Il Sud America è la vera novità di questo 2019 ciclistico. Al Giro d’Italia ha trionfato un equadoriano, Richard Carapaz, che quasi nessuno aveva pronosticato. Qui al Tour Bernal era certamente atteso, ma non a questo livello. Lui è la punta di diamante, ma subito dietro ci sono Uran, Quintana e Chaves.

Evidentemente, quella sudamericana, è una scuola sempre più emergente. In passato ricordiamo altre figure come Fabio Parrra (terzo nel 1988) o Cacaito Rodriguez protagonista negli anni Novanta.
Ma erano eccezioni. Alcuni solo meteore. Negli ultimi anni, soprattutto al Tour ma anche al Giro d’Italia, a farla da padroni erano i corridori di lingua inglese (Wittings, Froome, Thomas). Adesso invece la tendenza sta nettamente cambiando. Evidentemente, si è creato un ciclo virtuoso. Ragazzi come Bernal nati in Colombia vengono in Europa a “studiare” ciclismo. Prendono la laurea nelle migliori università a due ruote e poi, grazie alle loro doti ( non ultima di essere nati e vissuti oltre i 2000 metri) mettono a frutto quello che hanno imparato. In Colombia Bernal è un idolo, come Carapaz in Ecuador. Il ciclismo, a differenza che in Europa, è uno sport popolarissimo. I tesserati si moltiplicano. I tifosi fanno festa fino a tarda notte. Per loro vincere al Tour o al Giro d'Italia è una impresa eccezionale, salutata da presidenti e ministri come un successo del Paese.

Poi, diciamolo, conta anche la povertà, o il minor benessere. Pedalare è un mestiere pesante, soprattutto quando si è giovani e ci si deve allenare mentre gli amici vanno a ballare o divertirsi. «Il Tour è una bestia che non ti lascia il tempo per nulla, come vivere in una bolla», spiega Bernal. «Non avevo quasi il tempo di sentire i miei».
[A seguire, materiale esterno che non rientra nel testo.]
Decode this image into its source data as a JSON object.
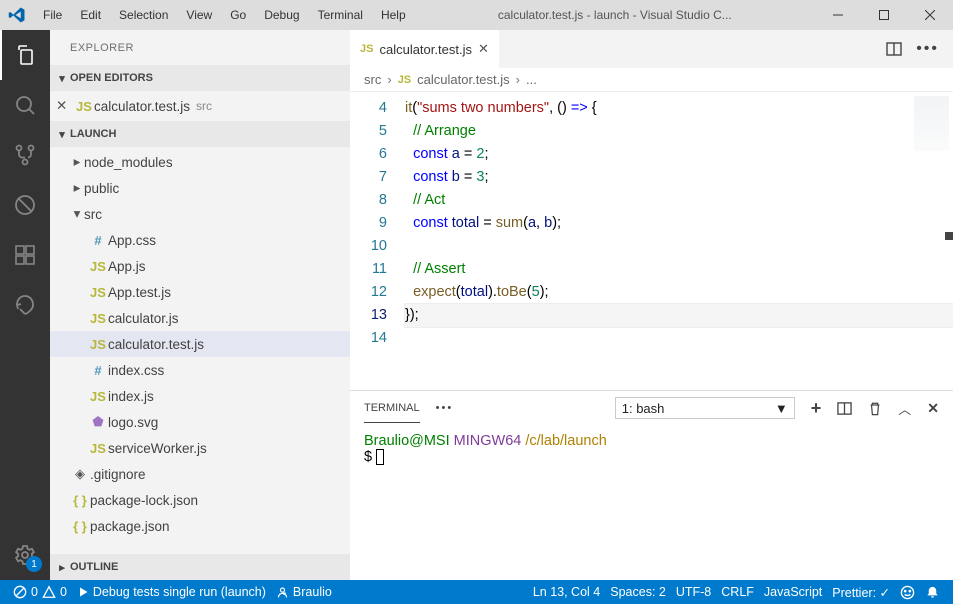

Bisogna avere voglia di emergere. Di uscire da una vita non facile di sacrifici. Ci vogliono disciplina e molta umiltà. Insomma, la vecchia scuola del ciclismo: sudore e fatica. Anche se poi, dietro lo sforzo individuale, ci sono squadroni come la ex Sky che nulla lasciano al caso.
«Se vuoi emergere al massimo livello devi essere un corridore completo», conclude Bernal, ricordando che nella vita bisogna essere anche fortunati e che il destino a volte si diverte a cambiare i tuoi piani. Il colombiano infatti non ha partecipato all'ultimo Giro per la frattura di una clavicola. Una sfortuna che però gli ha permesso di arrivare al Tour al meglio della condizione: «Sono quasi sicuro che con il Giro nelle gambe, a 22 anni, non sarei qui in maglia gialla. Due ore dopo quell'infortunio, avevo già cominciato a concentrarmi sul Tour».